Homegoing by Yaa Gyasi is a novel that portrays the unknown yet simple relation between Africans and African Americans. The story is illustrated through two sisters, both of whom know nothing of the other, and each birthing generations of people who represent the far past, near past and present. Effia, the sister left behind, is the genesis of the African royal lineage of Ghana, as portrayed in the novel, and takes us back to the pre-colonial African states, which were solely ran by Africans who held trading relationships with Europeans.
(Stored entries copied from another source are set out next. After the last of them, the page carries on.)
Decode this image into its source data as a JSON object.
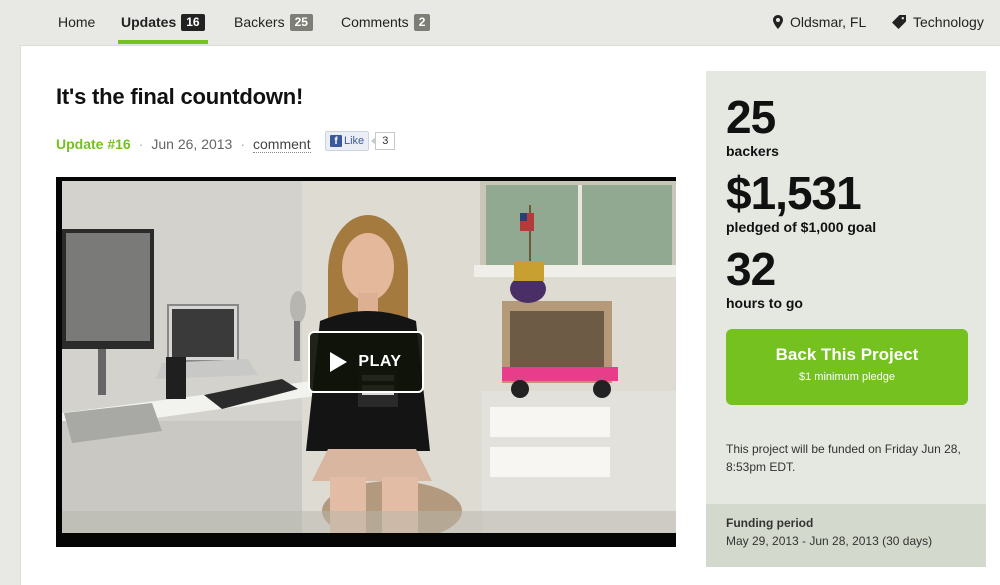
{
  "nav": {
    "home": "Home",
    "updates": {
      "label": "Updates",
      "count": "16"
    },
    "backers": {
      "label": "Backers",
      "count": "25"
    },
    "comments": {
      "label": "Comments",
      "count": "2"
    },
    "location": "Oldsmar, FL",
    "category": "Technology"
  },
  "post": {
    "title": "It's the final countdown!",
    "update_label": "Update #16",
    "date": "Jun 26, 2013",
    "comment_link": "comment",
    "fb_like_label": "Like",
    "fb_like_count": "3"
  },
  "video": {
    "play_label": "PLAY"
  },
  "stats": {
    "backers_count": "25",
    "backers_label": "backers",
    "pledged_amount": "$1,531",
    "pledged_label": "pledged of $1,000 goal",
    "hours_count": "32",
    "hours_label": "hours to go"
  },
  "cta": {
    "title": "Back This Project",
    "subtitle": "$1 minimum pledge"
  },
  "funded_note": "This project will be funded on Friday Jun 28, 8:53pm EDT.",
  "funding_period": {
    "heading": "Funding period",
    "range": "May 29, 2013 - Jun 28, 2013 (30 days)"
  },
  "colors": {
    "accent_green": "#74c11f",
    "sidebar_bg": "#e5e8e1",
    "period_bg": "#d4d9ce"
  },
  "icons": [
    "map-pin-icon",
    "tag-icon",
    "play-icon",
    "facebook-icon"
  ]
}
Her descendants' stories connect fiction to reality through the presentation of events such as the war of the golden stool (The Asante-British wars), Kwame-Nkrumah's victory to independence and modern day Ghana. Esa, on the other hand, is taken away by slave traders and traded to America as a slave. Her descendants' stories highlight the struggles/hardships that black Americans underwent during slavery, Jim Crow, and modern day USA. Through the two sides being connected yet very different, in terms of struggle and hardship, Gyasi is able to bring out the interconnection between Africans and African Americans and share the struggles that each black generation underwent due to a common denominator, white people.
. In her novel, Gyasi greatly provokes white supremacists by illustrating the torturous acts that were performed on these people. Alternatively, Gyasi also concludes how that while we were all disconnected at some point of our ancestral lives, African Americans and Africans are one in the same.